Le sport est une discipline où parfois, les performances des athlètes, tant sur le plan physique que psychologique sont poussées à leurs limites. Ceci se manifeste surtout au niveau des sports individuels. Dans les sports collectifs en revanche, c’est la performance collective qui prime sur tout le reste. C’est le cas notamment dans le football. Outre l’esprit d’équipe qui est donc de rigueur, la barre est mise très haute en termes de fair-play. Si la plupart des matchs de foot sont précédés par un rituel spécifique en matière de fair-play, certains joueurs sortent pourtant du lot. Beaucoup d’amateurs, de passionnés et de professionnels de la discipline les considèrent comme les badboys du football.

D’Éric Cantona, à Paolo Di Canio, en passant par Marco Materazzi ou encore Joey Barton, la liste est longue. Si ces joueurs sont ou étaient particulièrement respectés dans leurs équipes respectives, ils sont également connus pour leurs nombreux méfaits sur et en dehors du terrain. Au risque d’offusquer leurs admirateurs, nous ne nous attarderons plus sur les faits qui les ont rendus tristement célèbres, mais plutôt l’image peu reluisante qu’ils donnent au monde du ballon rond. Pour certains admirateurs les clubs de leurs villes représentent tout. Beaucoup d’entre eux se disent même prêts à mourir pour elles. Une véritable passion en soi. Mais derrière cette passion ardente manifestée par les supporteurs, se cachent parfois des actes qui ternissent l’image d’un club de football. Beaucoup de gens retiendront l’affrontement ouvert qui s’est produit lors d’une édition précédente de la coupe du monde où les supporteurs de l’équipe d’Angleterre en sont venus aux mains, avec ceux de l’équipe d’Allemagne. Bien que les badboys choisis dans notre classement soient des icônes vivantes de méfaits sur le terrain, les supporteurs eux non plus ne sont pas exempts de tout reproche. Est-ce la pression qu’ils ont du mal à gérer ? Nul ne le sait. Toujours est-il que chacun d’entre eux s’est dévoué corps et âmes pour leur club, un dévouement allant parfois au-delà du tolérable. Si certains comme Éric Cantona, Marco Materazzi ou encore Luis Suarez se sont illustrés pour leurs comportements violents, d’autres comme Joey Barton ou encore Paolo Di Canio, ont été placés dans notre liste pour leur comportement hors du terrain.

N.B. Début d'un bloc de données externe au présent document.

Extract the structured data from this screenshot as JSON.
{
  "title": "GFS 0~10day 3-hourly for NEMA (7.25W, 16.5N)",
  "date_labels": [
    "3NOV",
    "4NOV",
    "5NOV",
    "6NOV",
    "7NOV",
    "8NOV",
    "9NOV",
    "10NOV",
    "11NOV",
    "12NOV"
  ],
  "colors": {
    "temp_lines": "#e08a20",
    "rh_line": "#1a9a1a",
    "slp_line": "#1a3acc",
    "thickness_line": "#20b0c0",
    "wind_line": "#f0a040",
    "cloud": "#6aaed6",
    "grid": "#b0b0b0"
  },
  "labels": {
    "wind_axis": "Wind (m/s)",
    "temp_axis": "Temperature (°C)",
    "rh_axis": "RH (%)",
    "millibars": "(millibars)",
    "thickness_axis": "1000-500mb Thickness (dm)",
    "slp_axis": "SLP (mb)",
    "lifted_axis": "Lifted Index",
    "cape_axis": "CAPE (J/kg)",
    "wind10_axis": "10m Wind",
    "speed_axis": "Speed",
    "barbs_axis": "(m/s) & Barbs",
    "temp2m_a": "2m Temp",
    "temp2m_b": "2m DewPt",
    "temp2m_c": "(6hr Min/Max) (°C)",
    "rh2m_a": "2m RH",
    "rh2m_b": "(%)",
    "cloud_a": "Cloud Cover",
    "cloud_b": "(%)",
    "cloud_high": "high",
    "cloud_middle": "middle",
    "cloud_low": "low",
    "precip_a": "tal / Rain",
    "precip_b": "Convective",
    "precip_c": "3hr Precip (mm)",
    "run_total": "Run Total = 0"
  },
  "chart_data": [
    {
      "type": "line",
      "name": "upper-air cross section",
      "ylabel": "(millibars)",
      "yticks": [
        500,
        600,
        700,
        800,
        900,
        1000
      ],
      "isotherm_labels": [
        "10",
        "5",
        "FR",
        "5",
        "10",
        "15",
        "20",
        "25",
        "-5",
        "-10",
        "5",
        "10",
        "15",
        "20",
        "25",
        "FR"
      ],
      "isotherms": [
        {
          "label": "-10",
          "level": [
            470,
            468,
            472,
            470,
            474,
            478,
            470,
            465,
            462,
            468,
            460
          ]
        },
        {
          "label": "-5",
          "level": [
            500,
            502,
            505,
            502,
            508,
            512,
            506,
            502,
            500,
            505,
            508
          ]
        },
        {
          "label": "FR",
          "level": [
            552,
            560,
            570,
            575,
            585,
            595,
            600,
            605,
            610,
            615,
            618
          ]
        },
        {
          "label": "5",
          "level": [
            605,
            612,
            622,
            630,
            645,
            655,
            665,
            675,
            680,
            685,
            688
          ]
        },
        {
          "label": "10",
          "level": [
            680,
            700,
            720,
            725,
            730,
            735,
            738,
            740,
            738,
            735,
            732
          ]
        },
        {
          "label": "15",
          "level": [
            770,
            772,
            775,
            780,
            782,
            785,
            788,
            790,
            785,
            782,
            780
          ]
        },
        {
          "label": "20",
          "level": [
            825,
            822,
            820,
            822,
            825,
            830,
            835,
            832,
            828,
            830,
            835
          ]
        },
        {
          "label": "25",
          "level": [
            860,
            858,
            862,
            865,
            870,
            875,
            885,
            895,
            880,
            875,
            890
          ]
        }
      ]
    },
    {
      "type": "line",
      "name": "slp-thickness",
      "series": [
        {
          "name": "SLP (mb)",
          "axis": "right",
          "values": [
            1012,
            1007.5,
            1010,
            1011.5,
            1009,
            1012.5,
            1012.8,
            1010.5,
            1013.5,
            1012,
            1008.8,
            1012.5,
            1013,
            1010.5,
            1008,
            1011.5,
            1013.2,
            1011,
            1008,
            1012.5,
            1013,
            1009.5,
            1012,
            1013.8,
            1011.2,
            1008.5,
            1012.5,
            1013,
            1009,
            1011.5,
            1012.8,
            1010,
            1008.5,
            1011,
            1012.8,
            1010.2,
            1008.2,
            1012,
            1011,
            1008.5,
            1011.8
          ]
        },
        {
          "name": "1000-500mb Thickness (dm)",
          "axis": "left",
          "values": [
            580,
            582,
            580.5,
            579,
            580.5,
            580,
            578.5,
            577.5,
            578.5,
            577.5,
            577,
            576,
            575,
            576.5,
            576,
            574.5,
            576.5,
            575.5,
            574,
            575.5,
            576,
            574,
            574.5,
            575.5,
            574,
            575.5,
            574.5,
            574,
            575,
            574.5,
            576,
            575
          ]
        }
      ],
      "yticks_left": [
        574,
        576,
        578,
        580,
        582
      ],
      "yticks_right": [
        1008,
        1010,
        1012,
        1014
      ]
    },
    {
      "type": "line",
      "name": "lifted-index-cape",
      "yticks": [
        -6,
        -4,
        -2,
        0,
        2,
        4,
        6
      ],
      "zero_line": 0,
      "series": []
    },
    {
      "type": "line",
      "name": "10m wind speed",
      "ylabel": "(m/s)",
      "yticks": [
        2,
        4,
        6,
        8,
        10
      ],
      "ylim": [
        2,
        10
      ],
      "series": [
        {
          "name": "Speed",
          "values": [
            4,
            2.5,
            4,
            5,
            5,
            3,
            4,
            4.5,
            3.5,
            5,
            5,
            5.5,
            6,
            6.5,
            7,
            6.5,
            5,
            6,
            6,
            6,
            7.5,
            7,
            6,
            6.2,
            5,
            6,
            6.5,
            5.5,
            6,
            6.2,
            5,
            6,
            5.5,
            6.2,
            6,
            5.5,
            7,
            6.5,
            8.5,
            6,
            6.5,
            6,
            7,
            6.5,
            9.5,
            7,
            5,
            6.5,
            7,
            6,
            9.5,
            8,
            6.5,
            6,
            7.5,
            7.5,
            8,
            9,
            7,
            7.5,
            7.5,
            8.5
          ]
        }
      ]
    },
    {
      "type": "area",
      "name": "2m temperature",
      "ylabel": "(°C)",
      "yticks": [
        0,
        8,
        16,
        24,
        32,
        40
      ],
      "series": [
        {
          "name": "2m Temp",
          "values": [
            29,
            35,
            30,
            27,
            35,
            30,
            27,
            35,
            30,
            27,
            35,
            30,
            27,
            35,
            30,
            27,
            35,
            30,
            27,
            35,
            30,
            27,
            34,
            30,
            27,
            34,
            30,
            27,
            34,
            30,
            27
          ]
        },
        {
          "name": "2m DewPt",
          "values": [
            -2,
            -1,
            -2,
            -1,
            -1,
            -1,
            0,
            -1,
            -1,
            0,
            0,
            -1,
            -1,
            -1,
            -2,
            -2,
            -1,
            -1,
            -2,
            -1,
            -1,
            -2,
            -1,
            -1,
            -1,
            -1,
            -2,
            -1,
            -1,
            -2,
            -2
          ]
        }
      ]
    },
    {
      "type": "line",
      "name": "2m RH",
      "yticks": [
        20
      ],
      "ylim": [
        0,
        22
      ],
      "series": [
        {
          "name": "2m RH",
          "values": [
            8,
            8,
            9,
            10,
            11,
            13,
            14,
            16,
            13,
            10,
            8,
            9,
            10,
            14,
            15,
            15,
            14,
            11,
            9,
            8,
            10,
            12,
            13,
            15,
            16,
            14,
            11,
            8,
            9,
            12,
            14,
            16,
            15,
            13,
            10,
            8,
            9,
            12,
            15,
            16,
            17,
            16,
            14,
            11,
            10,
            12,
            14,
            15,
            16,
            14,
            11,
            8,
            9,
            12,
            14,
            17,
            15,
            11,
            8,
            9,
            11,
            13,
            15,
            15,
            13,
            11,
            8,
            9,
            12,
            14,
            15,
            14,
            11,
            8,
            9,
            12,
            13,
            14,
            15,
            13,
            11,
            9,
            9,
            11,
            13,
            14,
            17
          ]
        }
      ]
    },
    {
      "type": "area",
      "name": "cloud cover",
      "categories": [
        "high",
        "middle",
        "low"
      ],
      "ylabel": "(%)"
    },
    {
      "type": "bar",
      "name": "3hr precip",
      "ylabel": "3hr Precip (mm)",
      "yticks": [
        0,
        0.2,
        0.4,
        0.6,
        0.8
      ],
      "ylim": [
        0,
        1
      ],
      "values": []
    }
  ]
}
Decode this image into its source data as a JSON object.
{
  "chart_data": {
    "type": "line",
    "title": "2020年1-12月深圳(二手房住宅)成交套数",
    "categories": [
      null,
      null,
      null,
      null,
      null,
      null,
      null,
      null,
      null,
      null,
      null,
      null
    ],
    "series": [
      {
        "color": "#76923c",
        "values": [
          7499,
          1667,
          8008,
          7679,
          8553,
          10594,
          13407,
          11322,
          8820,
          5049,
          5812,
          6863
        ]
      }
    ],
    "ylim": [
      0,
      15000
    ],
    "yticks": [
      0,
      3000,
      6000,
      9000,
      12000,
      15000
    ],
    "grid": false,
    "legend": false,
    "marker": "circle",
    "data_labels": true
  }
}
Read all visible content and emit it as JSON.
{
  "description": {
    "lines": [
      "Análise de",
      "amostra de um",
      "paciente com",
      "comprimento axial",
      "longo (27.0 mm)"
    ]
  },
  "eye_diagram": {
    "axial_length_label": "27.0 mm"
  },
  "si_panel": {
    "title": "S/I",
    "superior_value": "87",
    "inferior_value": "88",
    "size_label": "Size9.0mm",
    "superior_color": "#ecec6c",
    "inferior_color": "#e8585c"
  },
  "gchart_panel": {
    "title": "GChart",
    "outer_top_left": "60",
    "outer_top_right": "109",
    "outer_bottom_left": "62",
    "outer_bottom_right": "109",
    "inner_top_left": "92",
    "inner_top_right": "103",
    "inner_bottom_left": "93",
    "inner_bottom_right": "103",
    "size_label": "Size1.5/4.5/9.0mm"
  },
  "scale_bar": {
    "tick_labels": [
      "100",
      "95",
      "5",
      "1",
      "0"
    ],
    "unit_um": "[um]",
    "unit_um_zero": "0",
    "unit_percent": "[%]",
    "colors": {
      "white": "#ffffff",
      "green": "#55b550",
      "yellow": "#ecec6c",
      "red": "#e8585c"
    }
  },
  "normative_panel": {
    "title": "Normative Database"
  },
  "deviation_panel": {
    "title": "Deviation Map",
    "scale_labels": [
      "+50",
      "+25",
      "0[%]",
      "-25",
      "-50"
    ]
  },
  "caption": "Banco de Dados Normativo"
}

Si Eric Cantona, ancienne, légende de Manchester United, a été rendu tristement célèbre suite à son agression sur l’un des supporteurs du camp adverse, Marco Materazzi lui, a souvent fait la une des journaux pour son comportement quelque peu agressif pendant les temps d’arrêt en cours de match. Une renommée qui a atteint son apogée lors de la finale de la Coupe du Monde 2006, menant à l’expulsion de Zinedine Zidane. Un autre bad boy aussi d’ailleurs. Luis Suarez pour sa part est surnommé par beaucoup de joueurs comme « le vampire de l’Uruguay ». Pour cause, au cours d’un match il trouvait toujours une occasion pour mordre un joueur de l’équipe adverse. En ce qui concerne Joey Barton, il aurait brûlé l’un de ses coéquipiers au cigare à la suite d’une bagarre à l’entrainement. Par ailleurs, ce footballeur a également fait la une des tabloïds anglais pour une histoire de nombreux paris, dont ou encore de son addiction à l’alcool. Paolo Di Canio quant à lui, a rapidement fait le tour des unes des journaux nationaux quand à suite d’un but, il tend le bras vers l’avant de la même manière que le faisaient les nazis, à l’époque. De quoi s’attirer des réactions virulentes à son encontre. Pire encore, même à sa retraite, une photo de lui le révélait avec un tatouage représentant le Duce, cet ancien dictateur de la même trempe que celui des nazis.